Patient 2, now aged 3, was conceived by in vitro fertilization using the parent's gametes. Although macrocephaly was diagnosed prenatally, no alteration was evident at birth. However, she had axial hypotonia, “doughy skin,” and hydrocephalus, which had not been operated on. In addition, mild laryngomalacia was diagnosed during the neonatal period. At the age of 7 months, the patient was admitted to the hospital for an assessment of neurological development, which revealed a delay. Brain MRI at 17 months of age revealed extensive areas of biparietal, posterior bitemporal, and left posterior insular pachygyria with probable associated dysplastic changes (loss of gray–white matter differentiation) (Figure 1d–f). Furthermore, opercular pachygyria was detected in the left frontal area, along with a few foci of periventricular cortical pachygyria and a diffuse increase in corpus callosum volume. Axial hypotonia was also assessed, revealing hyperlaxity of the joints. Further physical examination at 18 months of age showed subtle reticulated telangiectatic CM without atrophy in both legs (Figure 2g,h). No other anomalies were observed, such as sandal gap, syndactyly/polydactyly, macrodactyly, or apparent asymmetric growth. Although no obvious CM is currently detectable in the forehead or philtrum, photographs of the patient as a newborn, provided by the patient's family, revealed that a faint CM was visible in the philtrum previously. Despite a prolonged period without a definitive diagnosis, she was ultimately diagnosed with macrocephaly-capillary malformation syndrome (MCAP). In the recent evaluation of the patient at 3 years of age, the reticulated CM was found to be more marked, especially in the posterior region of the legs (Figure 2i–l).

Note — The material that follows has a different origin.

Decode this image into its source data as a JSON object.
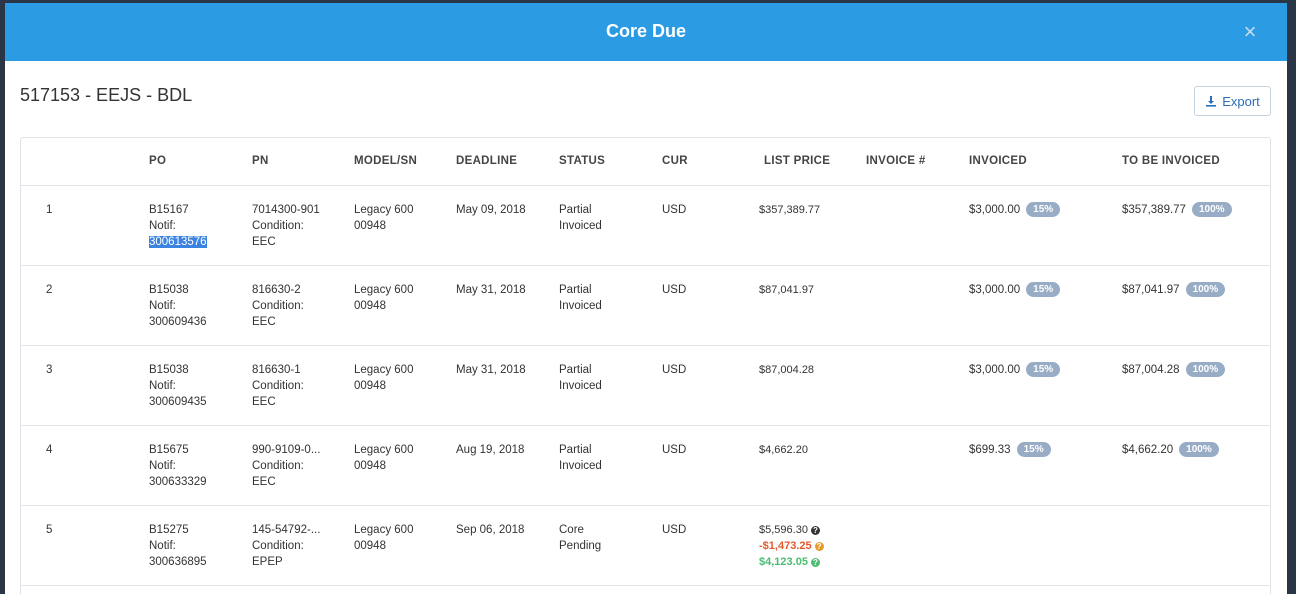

The patient suffers from multiple episodes of epilepsy, the first of which occurred at just 17 days of age, leading to hospitalizations due to the difficulties in managing the epileptic seizures, which were also associated with cardiorespiratory arrest. The parents are now equipped with a manual resuscitator and trained in cardiopulmonary resuscitation procedures. The patient is currently being treated with zonisamide, clobazam, and lacosamide and is under medical care in a specialized epilepsy unit. The introduction of a ketogenic diet has recently contributed to improved seizure management. Hypothyroidism, diagnosed at the age of 6 months, is now treated with levothyroxine (25 mcg).

A genetic study of a DNA sample from the CM-affected skin was performed and revealed the presence of a pathogenic variant in the AKT3 gene (NM_005465.7): c.863C>T; T288I with a VAF of 14.31% (101/766). Variants in the PIK3CA gene were not detected.